Mais comme le font remarquer Zosia Wanat et Sarah Anne Aarup, c’est surtout le jeu à trois bandes qui est dangereux. L’Europe aura la capacité à surmonter sans trop de problèmes l’éventuelle défection de ce fournisseur important (mais à quel prix ?) ce qui ne sera pas forcément le cas des autres clients du pays, le Moyen-Orient et l’Afrique du Nord en particulier dont on sait l’extrême sensibilité aux mouvements erratiques du marché des céréales. Imaginez que 55 % du blé importé au Liban, tout comme du quart du blé importé par la Turquie. En Égypte, la perspective d’un conflit donnait des sueurs froides aux autorités puisque le pays importe 88 % du blé qu’il consomme d’Ukraine et de Russie… Le pays pouvait toutefois voir venir et commencer de diversifier ses approvisionnements avec un stock estimé à plus de cinq mois de consommation. Des zones où la cherté des céréales est déjà une préoccupation politique. Pour autant, à regarder le détail, la situation pourrait aussi se compliquer pour nous sur certains produits spécifiques.
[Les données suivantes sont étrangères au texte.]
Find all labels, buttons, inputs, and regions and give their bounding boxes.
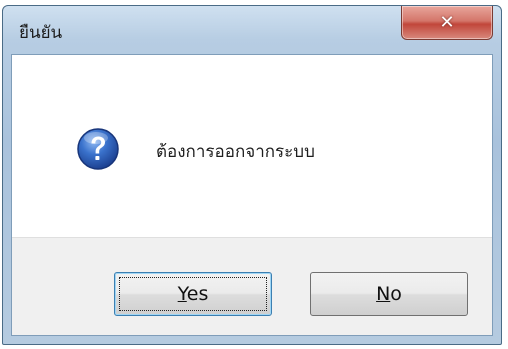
dialog-title: ยืนยัน	[19, 23, 63, 43]
dialog-client-area: ต้องการออกจากระบบ Yes No	[11, 54, 493, 336]
message-area: ต้องการออกจากระบบ	[12, 55, 492, 237]
button-bar: Yes No	[12, 237, 492, 335]
question-icon	[76, 127, 120, 171]
close-button[interactable]: ✕	[401, 6, 493, 40]
yes-button[interactable]: Yes	[114, 272, 272, 316]
dialog-message: ต้องการออกจากระบบ	[156, 142, 315, 162]
close-icon: ✕	[439, 11, 455, 33]
title-bar[interactable]: ยืนยัน ✕	[3, 6, 501, 54]
no-button[interactable]: No	[310, 272, 468, 316]
yes-button-label: Yes	[177, 283, 209, 305]
confirm-dialog-window: ยืนยัน ✕ ต้องการออกจากระบบ Yes No	[2, 5, 502, 345]
no-button-label: No	[376, 283, 402, 305]
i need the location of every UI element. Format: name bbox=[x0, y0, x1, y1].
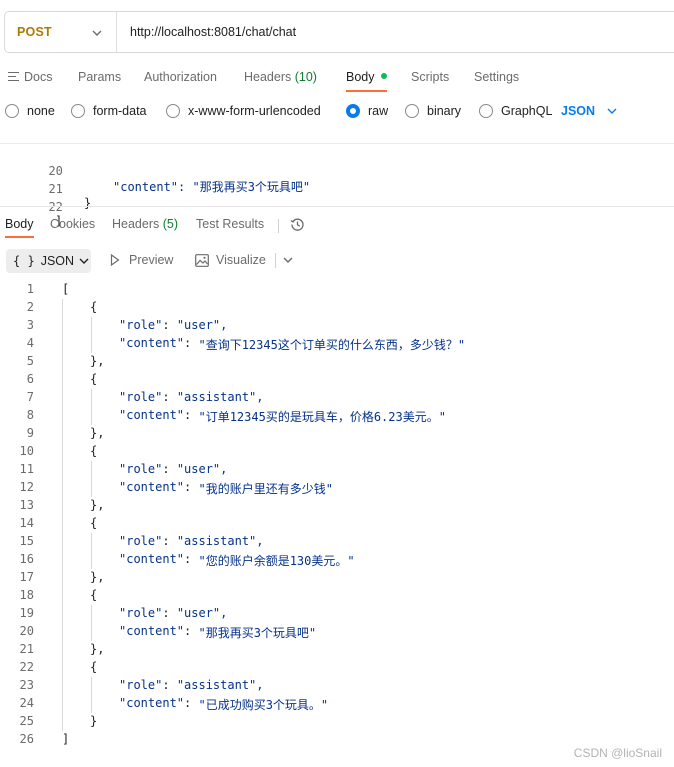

Ainsi 88 % de l’huile de tournesol consommée en Europe provient d’Ukraine tout comme 41 % des huiles de colza et, c’est plus anecdotique, 26 % du miel.

Les cours flambent

Reste la question du prix des céréales. Interrogé par Politico, un spécialiste russe du secteur rappelle que lors de la guerre de Crimée, en 2014, les prix des céréales avaient gagné 20 % en quelques jours. Mais avant le début du conflit, ce papier a été publié début février, il estimait que le risque d’envolée des prix était assez faible en cas de déclenchement d’un conflit. “Parce que le marché a probablement déjà intégré cet événement.” Pour autant, quelques heures après le début du conflit, les prix flambaient littéralement depuis l’ouverture des marchés à terme. En début d’après-midi jeudi 24 février, le blé (mars 2022) prenait 38,50 euros la tonne à plus de 325 euros, le maïs (mars 2022) prenait lui 27,25 euros la tonne et approchait les 300 euros à Euronext. Sur le marché du physique, à échéance juillet août 2022, le blé meunier prenait 10 € à 276 € la tonne rendu Rouen.

 

Cours du blé Euronext le 24 février 2022
Cours du maïs Euronext le 24 février 2022

S’il est trop tôt pour établir avec un semblant de certitude (combien ont dit, encore jusqu’à hier, que Poutine ne franchirait pas le Dniepr ?), les conséquences à long terme, si la Russie met la main sur l’Ukraine et son complexe agro-industriel, elle contrôlera alors un tiers de la production mondiale de blé… En plus du gaz. Et il faudra aussi surveiller le prix des autres matières premières. Le baril de pétrole (Brent) a franchi allègrement les 100 $ depuis ce matin, il est à 104 dollars jeudi après midi soit 93 €. Tout sera donc plus cher très vite pour nous, mais pas autant que le prix que vont payer les Ukrainiens pour l’appétit des Russes.